Browne was succeeded as editor by Peter Murtagh[3], a Dublin-born journalist formerly with The Irish Times who moved to London in 1985 and was news editor at The Guardian. Appointed Sunday Tribune editor in 1994, Murtagh had limited success, seeing early circulation growth dissipate and the paper starved of resources. He resigned after just over two years, telling journalists he could not secure sufficient investment from the Board. Later, he rejoined The Irish Times where is now a managing editor.[4]

After taking its 29.9% stake, Independent Newspapers made an offer to increase its share to a majority level, however the Minister for Industry and Commerce, Desmond O'Malley, blocked the takeover attempt in 1992. Despite this, it is believed by many Irish business journalists that Independent Newspapers effectively control the Tribune via a series of loans.[5]

Matt Cooper[6], a business journalist with O'Reilly's Irish Independent newspaper, succeeded Murtagh as editor from 1996 to 2003. When Cooper departed the Sunday Tribune in early 2003 and moved into broadcast journalism with Today FM radio station, he was succeeded by Paddy Murray[7], who was before and is now again a columnist with the Sunday World newspaper.

Murray's tenure was marked by a rise in circulation to well above 80,000, aided four or five times a year by classical music CD promotions.

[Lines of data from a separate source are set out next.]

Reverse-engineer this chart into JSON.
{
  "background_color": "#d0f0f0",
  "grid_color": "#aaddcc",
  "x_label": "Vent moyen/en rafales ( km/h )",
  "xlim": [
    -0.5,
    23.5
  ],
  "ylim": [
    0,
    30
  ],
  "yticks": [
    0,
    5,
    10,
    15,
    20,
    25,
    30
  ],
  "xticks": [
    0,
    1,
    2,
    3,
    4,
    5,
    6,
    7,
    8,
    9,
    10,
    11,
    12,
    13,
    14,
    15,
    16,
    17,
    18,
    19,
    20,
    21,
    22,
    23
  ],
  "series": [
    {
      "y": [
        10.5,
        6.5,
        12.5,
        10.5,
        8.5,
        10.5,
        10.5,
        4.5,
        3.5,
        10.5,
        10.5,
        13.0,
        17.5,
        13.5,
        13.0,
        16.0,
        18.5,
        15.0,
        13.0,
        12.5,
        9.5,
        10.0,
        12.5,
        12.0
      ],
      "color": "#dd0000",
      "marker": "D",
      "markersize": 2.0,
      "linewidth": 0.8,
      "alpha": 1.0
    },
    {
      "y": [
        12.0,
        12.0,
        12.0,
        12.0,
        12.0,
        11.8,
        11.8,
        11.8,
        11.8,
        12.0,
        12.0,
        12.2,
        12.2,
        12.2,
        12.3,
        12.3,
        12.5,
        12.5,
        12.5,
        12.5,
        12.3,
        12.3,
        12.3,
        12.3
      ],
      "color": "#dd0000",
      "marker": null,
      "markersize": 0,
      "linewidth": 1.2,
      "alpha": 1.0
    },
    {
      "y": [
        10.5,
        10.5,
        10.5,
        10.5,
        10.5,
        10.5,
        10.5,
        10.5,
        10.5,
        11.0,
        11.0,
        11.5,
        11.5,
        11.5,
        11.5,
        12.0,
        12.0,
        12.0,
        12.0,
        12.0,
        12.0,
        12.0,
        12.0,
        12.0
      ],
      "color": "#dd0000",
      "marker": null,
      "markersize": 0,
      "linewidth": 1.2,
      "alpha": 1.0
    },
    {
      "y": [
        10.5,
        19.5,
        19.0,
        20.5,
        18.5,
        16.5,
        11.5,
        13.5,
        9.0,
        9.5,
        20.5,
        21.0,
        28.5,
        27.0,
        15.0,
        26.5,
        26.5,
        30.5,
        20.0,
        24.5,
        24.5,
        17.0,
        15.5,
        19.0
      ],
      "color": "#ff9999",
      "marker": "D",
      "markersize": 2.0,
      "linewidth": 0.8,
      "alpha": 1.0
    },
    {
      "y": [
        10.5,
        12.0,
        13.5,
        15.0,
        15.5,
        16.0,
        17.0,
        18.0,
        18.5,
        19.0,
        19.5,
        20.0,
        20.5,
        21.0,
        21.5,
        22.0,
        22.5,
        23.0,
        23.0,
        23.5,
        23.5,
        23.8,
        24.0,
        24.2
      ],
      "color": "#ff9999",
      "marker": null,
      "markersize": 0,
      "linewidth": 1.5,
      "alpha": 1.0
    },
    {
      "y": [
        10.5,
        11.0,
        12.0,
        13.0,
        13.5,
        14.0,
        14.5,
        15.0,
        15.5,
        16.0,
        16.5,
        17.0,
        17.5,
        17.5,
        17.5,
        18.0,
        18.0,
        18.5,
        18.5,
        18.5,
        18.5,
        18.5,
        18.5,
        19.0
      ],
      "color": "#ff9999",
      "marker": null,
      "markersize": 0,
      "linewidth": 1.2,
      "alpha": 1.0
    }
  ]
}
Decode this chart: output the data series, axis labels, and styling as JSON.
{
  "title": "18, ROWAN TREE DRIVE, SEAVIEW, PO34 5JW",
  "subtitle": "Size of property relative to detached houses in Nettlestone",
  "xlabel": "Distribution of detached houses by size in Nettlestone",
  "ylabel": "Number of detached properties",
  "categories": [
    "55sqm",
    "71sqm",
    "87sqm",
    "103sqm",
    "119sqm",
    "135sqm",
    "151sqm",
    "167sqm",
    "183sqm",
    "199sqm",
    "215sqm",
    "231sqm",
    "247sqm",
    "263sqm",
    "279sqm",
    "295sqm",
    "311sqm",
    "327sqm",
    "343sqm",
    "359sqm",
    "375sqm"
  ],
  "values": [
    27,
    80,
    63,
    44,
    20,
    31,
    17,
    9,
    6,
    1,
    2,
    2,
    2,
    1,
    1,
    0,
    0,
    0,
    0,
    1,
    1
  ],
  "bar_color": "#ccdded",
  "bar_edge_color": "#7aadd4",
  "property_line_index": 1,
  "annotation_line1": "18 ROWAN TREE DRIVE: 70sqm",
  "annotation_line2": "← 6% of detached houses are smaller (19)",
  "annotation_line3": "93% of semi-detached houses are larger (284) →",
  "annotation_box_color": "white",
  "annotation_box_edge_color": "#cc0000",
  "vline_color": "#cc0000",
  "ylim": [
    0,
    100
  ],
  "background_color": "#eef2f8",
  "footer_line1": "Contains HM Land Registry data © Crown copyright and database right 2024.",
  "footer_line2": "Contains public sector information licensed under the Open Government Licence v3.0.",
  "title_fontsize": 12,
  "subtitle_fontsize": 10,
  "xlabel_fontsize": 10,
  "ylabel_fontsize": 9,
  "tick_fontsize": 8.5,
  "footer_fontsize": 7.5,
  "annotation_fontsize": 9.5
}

Readership under Murray reached 281,000 - its highest to date - according to the Joint National Readership Survey of 2005[8] . That represented an 8.4% share. During his time as editor, Murray launched a campaign in the paper to save the Gabhra Valley from destruction by the M3 motorway. The campaign was later dropped by the Sunday Tribune, but Murray has kept it up in the Sunday World.

The paper was alone among Irish newspapers at the time, to come out strongly against the invasion of Iraq, Murray's editorial predicting, accurately, that the invasion was akin to opening Pandora's Box. Though the future of the newspaper has long thought to be uncertain it has continued to survive in the increasingly competitive Irish newspaper market. Its survival was helped by the collapse of the Irish Press group, which removed its highly popular Sunday Press from the market. Though many of its readers would not necessarily have been politically close to the Sunday Tribune, they were closer to it than the main alternative, the Sunday Independent.

The Tribune today

After Murray's tenure as editor ended in January 2005 he was succeeded as Sunday Tribune editor by Noirin Hegarty[9], a former deputy editor at the INM-owned Dublin morning tabloid Evening Herald. Many journalists believe that the Sunday Tribune has moved closer to tabloid-style content in a bid to combat INM's rival, Associated Newspapers's tabloid Irish Mail On Sunday newspaper, which launched in 2006.

The paper is often humorously referred to as "The Turbine", especially in the satirical magazine The Phoenix.

Competitors

The newspaper's main Irish broadsheet Sunday competitors are the Sunday Independent and The Sunday Business Post, as well as the Irish edition of the UK Sunday Times.